Трудно поверить, но одно время, зарплата телевизионного режиссера в пересчете, была где-то около пяти-шести долларов. Во всяком случае, в провинции... Это вместо эпиграфа.
Владимир Константинович К. телевизионный режиссер, в возрасте, маленький, подвижный, невозможно аккуратист и чистюля... Спичечку с пола поднимет и пристроит её вежливо в пепельницу. Встречаешь его в коридоре, почти всегда около туалета. Он, отводя в сторону правую руку: - Можно я с тобой здороваться не буду, а то я только что руки вымыл!
Но, если он не успел избежать рукопожатия или здоровающийся был очень активен и стремителен:
Он: - Ну, вот опять руки мыть... - и возвращался в туалет мыть руки.

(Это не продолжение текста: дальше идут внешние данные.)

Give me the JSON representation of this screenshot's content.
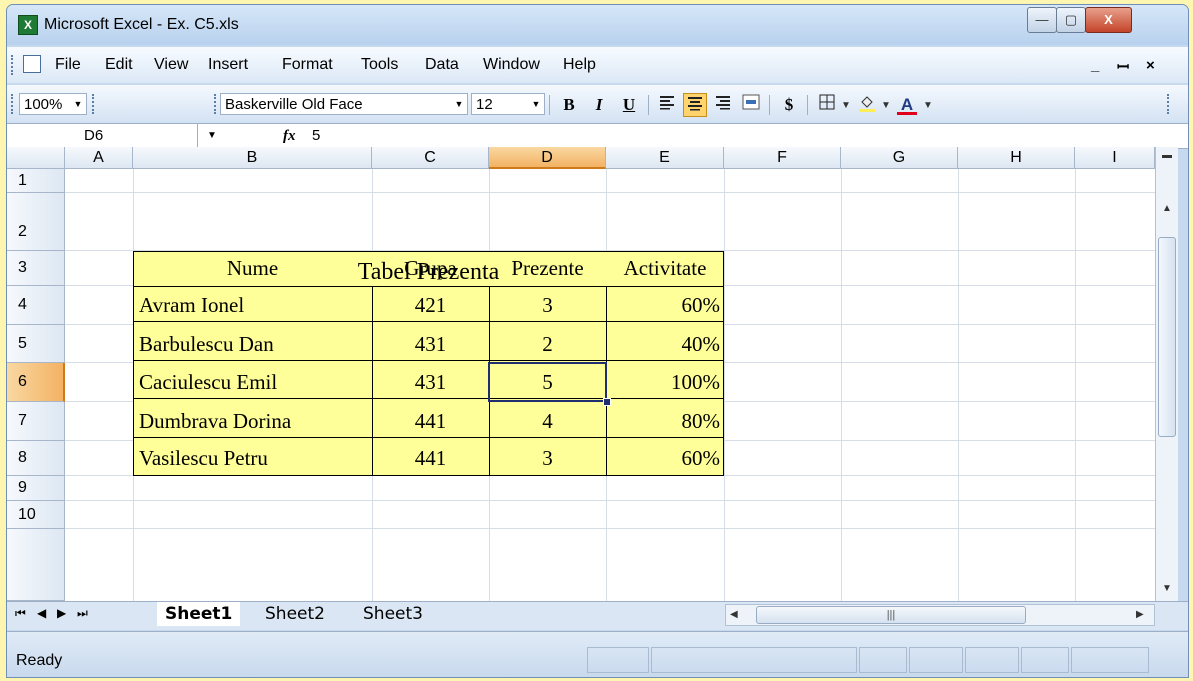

Все знали этот пунктик Владимира Константиновича, его маниакальную приверженность к чистоте, привыкли и не обращали внимания. И тут как-то, в очередной раз вернувшись из туалета и лихорадочно потирая умытые руки, он заявляет:
- Я ведь навоз около цирка собираю!
У нас вытягиваются лица...
- А что? Отличное удобрение. Прекрасное удобрение. Замечательное. Там около цирка пони катают детишек, гадят, а я подбираю. Потом дерьмо нужно сложить в ящик чтоб отлежалось, поделить на порции и можно продавать. А что? Знаете сколько понимающих людей, у кого комнатные цветы, его покупают? То-то... Ну, вот. У меня санки детские, (дело было зимой), специальные пакеты, перчатки, лопатка. Чик-чик лопаткой в пакеты. Пакеты на санки и домой. А что? Легко... А тут вчера случилось. Возвращаюсь я после смены домой, мимо цирка - такой навоз! Пропадает! Отборный! Прекрасный! Свежий! Замечательный! М-м! Пальчики оближешь! Но, что делать?! Санок нет, перчаток нет, лопатки нет, ничего нет... Но, не пропадать же добру?! Тут такое дело - провозишься конкуренты набегут...
- Кто?
- А я разве не говорил? Детишки! Дети! Цып-цып-цып... Чему только их в школе учат!? Куда только их родители смотрят! Сволочные дети! Мерзавцы! Гады! Черт бы их побрал! Из под ног повыхватывают лучшие куски и разбегутся! Юркие, шныркие. Куда мне за ними с моими ногами! Конкуренты!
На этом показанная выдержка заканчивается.